If any mineral or other non-nutritious substance be placed on a leaf, the contact stimulates the little glands, causing them to discharge a larger quantity of fluid, but no change seems to take place in the character or composition of the secretion. But if any nitrogenous organic substance, such as an insect or a small piece of meat, be brought in contact with the glands, not only will the secretion increase in quantity, but it will also assume an acid character, and contain a ferment which is capable of digesting the nitrogenous material. In fact, the secretion produced under these circumstances possesses the same properties as the gastric fluid of the stomachs of animals.
The animal food of the Butterworts consists of small insects and other little creatures. If an insect alights on the leaf, it is caught by the sticky secretion of the glands, and every effort to escape causes it to become more and more besmeared with the mucilage, till, at last, it is no longer able to move; and its death is probably hastened by the stoppage of its spiracles or breathing-holes.

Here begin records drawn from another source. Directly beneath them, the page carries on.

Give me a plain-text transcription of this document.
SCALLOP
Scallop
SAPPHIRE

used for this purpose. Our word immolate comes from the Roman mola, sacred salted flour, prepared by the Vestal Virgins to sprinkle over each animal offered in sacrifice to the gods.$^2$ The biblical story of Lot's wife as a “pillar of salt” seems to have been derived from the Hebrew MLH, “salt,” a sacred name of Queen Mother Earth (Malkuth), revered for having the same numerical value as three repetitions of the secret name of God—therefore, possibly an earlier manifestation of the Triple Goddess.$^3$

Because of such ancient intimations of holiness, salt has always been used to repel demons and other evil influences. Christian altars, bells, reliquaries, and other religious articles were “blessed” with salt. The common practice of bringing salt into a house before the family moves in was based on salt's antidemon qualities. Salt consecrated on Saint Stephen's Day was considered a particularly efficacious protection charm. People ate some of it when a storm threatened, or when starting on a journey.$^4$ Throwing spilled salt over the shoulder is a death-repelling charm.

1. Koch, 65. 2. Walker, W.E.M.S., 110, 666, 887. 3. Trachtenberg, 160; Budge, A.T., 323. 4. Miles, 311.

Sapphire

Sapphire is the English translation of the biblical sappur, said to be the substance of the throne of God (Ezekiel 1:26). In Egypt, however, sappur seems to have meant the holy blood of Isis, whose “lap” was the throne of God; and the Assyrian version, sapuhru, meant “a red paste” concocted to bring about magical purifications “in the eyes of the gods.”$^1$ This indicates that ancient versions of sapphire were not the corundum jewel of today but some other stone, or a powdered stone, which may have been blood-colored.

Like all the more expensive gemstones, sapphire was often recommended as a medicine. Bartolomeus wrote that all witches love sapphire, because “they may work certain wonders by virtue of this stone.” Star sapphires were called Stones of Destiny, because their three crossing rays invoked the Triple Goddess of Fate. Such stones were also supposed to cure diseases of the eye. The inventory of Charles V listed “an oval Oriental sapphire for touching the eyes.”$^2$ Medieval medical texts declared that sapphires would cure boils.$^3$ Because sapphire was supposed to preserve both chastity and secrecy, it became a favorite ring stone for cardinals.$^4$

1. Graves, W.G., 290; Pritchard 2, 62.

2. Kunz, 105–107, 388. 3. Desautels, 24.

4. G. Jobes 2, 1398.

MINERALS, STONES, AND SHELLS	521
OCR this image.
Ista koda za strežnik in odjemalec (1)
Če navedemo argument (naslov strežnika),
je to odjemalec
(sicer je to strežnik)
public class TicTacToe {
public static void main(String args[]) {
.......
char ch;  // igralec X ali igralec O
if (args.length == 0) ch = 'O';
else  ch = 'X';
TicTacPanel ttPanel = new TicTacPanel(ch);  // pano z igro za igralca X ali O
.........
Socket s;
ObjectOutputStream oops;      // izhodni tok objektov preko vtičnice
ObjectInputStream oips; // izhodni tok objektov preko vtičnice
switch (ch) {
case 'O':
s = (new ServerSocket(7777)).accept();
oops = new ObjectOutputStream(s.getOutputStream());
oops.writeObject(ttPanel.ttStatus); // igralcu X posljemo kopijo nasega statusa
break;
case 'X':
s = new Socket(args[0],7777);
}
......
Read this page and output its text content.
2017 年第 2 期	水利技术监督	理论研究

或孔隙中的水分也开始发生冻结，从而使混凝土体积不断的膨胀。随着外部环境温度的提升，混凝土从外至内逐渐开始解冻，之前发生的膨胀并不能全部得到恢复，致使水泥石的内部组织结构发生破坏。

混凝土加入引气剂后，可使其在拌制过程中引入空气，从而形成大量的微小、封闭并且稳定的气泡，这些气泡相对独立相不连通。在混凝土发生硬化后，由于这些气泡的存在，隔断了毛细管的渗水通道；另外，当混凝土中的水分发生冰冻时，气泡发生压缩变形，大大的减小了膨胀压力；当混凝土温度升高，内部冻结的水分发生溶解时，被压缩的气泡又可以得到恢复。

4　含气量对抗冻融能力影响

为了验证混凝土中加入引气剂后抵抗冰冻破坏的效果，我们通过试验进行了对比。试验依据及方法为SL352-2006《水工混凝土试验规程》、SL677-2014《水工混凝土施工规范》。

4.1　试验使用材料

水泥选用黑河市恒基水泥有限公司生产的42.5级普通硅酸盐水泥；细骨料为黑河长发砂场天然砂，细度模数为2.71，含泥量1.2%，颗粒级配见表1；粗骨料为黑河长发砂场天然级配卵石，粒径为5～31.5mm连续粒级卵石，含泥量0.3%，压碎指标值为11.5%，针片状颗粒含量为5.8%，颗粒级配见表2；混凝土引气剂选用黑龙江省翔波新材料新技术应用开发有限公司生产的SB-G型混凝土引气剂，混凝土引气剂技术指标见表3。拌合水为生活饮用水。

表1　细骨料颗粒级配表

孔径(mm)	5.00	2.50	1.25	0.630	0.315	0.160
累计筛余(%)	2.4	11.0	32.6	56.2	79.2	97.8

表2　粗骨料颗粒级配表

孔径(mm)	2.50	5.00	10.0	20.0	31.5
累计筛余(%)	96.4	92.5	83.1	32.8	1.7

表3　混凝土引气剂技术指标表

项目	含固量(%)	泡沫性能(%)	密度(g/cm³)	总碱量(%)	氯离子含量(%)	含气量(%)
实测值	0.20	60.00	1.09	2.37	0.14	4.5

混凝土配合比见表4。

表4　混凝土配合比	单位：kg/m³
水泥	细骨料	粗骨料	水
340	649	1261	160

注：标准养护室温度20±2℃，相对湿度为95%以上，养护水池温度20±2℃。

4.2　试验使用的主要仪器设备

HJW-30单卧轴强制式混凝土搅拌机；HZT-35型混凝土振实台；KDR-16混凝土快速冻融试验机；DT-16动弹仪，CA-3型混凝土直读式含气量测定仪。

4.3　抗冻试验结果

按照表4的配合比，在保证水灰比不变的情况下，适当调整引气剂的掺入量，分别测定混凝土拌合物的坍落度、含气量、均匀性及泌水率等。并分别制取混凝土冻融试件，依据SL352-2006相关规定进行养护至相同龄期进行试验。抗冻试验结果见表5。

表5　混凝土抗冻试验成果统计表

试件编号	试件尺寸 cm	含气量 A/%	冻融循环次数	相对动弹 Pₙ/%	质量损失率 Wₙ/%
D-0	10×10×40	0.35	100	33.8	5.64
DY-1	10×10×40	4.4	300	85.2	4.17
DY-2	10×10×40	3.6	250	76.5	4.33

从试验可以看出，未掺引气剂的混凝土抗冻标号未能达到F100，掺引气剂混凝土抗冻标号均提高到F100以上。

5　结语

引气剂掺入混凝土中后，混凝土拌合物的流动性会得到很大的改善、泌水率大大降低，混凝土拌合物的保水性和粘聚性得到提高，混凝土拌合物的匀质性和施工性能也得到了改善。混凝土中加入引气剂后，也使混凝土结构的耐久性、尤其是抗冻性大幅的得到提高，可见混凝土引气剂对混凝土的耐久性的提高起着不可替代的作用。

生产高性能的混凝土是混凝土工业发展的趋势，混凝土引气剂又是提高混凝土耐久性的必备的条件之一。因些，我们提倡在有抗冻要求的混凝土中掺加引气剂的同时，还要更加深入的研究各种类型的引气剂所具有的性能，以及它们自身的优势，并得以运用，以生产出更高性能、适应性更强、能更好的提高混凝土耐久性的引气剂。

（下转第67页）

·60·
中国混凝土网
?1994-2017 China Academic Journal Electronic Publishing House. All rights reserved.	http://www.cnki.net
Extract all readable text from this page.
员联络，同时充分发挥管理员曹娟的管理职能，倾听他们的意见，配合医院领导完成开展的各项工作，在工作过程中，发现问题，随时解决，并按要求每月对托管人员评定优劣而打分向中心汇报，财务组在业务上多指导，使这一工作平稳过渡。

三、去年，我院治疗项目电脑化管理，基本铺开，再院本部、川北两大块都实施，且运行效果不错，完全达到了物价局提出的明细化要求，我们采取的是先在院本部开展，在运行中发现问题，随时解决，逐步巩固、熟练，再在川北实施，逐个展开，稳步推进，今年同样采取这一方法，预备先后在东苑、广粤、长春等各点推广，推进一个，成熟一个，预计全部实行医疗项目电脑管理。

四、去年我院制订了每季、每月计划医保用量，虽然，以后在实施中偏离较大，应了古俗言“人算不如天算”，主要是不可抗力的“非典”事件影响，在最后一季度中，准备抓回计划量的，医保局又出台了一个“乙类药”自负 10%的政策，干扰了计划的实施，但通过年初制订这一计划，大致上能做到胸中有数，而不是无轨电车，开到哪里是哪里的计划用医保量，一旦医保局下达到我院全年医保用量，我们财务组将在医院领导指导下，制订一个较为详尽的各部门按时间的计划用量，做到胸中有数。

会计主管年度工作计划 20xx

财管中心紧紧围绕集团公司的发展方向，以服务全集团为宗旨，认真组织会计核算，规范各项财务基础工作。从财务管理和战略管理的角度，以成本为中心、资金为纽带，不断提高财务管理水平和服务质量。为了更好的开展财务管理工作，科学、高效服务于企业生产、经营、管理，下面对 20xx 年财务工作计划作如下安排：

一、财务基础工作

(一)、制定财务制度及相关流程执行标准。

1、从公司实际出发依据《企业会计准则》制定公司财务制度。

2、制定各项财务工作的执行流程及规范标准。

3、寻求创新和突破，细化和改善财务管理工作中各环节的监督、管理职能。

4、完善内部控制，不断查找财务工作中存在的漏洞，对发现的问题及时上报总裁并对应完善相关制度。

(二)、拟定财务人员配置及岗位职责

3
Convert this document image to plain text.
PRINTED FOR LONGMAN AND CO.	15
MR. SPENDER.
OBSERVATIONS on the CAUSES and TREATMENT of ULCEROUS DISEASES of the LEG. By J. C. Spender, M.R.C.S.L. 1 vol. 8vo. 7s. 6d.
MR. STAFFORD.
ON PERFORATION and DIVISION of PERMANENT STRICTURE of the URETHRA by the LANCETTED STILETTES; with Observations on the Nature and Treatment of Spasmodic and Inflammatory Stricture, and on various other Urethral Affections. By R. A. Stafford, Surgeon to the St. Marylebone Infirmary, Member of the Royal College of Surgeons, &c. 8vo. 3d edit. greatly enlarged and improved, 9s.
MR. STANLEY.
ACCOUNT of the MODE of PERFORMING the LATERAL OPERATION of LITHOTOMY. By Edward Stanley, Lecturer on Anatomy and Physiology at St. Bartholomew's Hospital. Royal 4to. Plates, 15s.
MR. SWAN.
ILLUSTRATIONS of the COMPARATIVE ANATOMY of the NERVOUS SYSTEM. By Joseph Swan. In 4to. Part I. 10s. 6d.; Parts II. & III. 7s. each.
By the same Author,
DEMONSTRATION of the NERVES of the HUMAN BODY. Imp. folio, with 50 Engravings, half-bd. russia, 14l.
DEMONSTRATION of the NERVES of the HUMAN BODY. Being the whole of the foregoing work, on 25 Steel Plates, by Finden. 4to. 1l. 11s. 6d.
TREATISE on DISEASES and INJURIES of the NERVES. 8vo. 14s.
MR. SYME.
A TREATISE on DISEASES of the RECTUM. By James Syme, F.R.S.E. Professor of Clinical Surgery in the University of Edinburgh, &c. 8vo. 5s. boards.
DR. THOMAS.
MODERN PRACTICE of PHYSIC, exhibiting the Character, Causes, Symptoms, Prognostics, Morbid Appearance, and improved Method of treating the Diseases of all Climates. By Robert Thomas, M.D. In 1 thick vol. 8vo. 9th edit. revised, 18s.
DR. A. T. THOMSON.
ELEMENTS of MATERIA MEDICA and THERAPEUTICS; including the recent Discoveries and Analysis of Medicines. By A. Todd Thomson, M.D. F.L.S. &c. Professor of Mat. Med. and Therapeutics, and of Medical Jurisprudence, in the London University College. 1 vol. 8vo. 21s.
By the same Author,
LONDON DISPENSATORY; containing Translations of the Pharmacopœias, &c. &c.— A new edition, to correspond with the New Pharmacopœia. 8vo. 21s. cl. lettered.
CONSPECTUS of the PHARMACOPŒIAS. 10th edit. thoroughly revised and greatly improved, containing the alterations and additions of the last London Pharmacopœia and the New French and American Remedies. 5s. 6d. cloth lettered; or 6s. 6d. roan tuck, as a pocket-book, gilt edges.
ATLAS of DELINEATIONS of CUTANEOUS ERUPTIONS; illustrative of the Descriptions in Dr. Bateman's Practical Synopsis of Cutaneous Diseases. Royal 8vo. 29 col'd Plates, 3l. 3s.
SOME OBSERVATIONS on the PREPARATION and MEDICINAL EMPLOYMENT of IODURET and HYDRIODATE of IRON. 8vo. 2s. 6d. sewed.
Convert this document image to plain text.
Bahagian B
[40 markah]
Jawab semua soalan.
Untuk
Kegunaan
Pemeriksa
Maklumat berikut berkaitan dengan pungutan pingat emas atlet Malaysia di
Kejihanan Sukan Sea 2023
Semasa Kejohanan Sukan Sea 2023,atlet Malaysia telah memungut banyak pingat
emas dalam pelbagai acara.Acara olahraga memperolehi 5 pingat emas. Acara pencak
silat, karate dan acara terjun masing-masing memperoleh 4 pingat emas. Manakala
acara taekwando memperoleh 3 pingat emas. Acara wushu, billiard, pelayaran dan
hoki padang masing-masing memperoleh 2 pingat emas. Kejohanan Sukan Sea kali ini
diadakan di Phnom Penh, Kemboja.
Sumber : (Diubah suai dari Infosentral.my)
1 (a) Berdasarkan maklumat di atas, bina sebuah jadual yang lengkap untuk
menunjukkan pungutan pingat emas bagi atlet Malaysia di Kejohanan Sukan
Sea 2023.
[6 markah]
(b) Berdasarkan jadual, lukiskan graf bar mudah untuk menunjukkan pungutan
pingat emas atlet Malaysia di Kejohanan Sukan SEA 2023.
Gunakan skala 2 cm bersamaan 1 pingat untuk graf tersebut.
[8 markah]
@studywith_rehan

If the insect is a small one, and it settles near the edge of the leaf, the curved margin slowly bends over it until it is more or less enclosed, and the larger number of glands thus brought in contact with its body pour out their digestive secretion, which slowly dissolves the nourishing portions, leaving nothing but the legs, wings, and other indigestible parts. A larger insect, alighting similarly near the edge of the leaf, could hardly be enclosed by the bending of the margin near it; but it is pushed towards the middle as the edge curls over, and then the opposite side also bends over it, till the insect is more or less enclosed, when it is digested as mentioned above.
The digestion of an insect and the absorption of nutrient matter by the cells of the leaf occupy from twenty to thirty hours, and when the whole is accomplished the leaf slowly expands, assuming its normal position, and exposing the indigestible residue of its prey to be blown away or washed off by the rain.
It has been observed that the Butterworts are not exclusively animal feeders, for their leaves readily digest any pollen cells or the spores of the lower plants that are carried to them by the wind.
The Round-Leaved Sundew.
Equally interesting are the habits of the Sundew (Drosera), of which there are three species, all readily distinguished from every other British plant by the glandular hairs that cover the long-stalked, radical leaves. They have leafless flower-stalks, each bearing a one-sided spike or raceme of white flowers. The sepals, petals, and stamens each number five; and the ovary, which ripens into a one-celled capsule of three or four valves, has three or four forked styles.
The commonest species—the Round-leaved Sundew (Drosera rotundifolia)—is abundant and widely distributed, and may be seen among the bog-mosses, sometimes almost completely covering rather large patches of marshland. Its leaves are round, from a quarter of an inch to near half an inch in diameter, spreading in such a manner that they lie close to or near the ground. The flower-stems are slender, erect, from three to six inches long; and the white flowers, which are in a one-sided raceme, bloom during July and August.
The Long-leaved Sundew (D. longifolia or D. intermedia) has oval leaves, tapering gradually into the stalk. They are more erect than the leaves of the last species, and are not half so broad as they are long. The plant flowers at the same time as the latter, but is not nearly so common.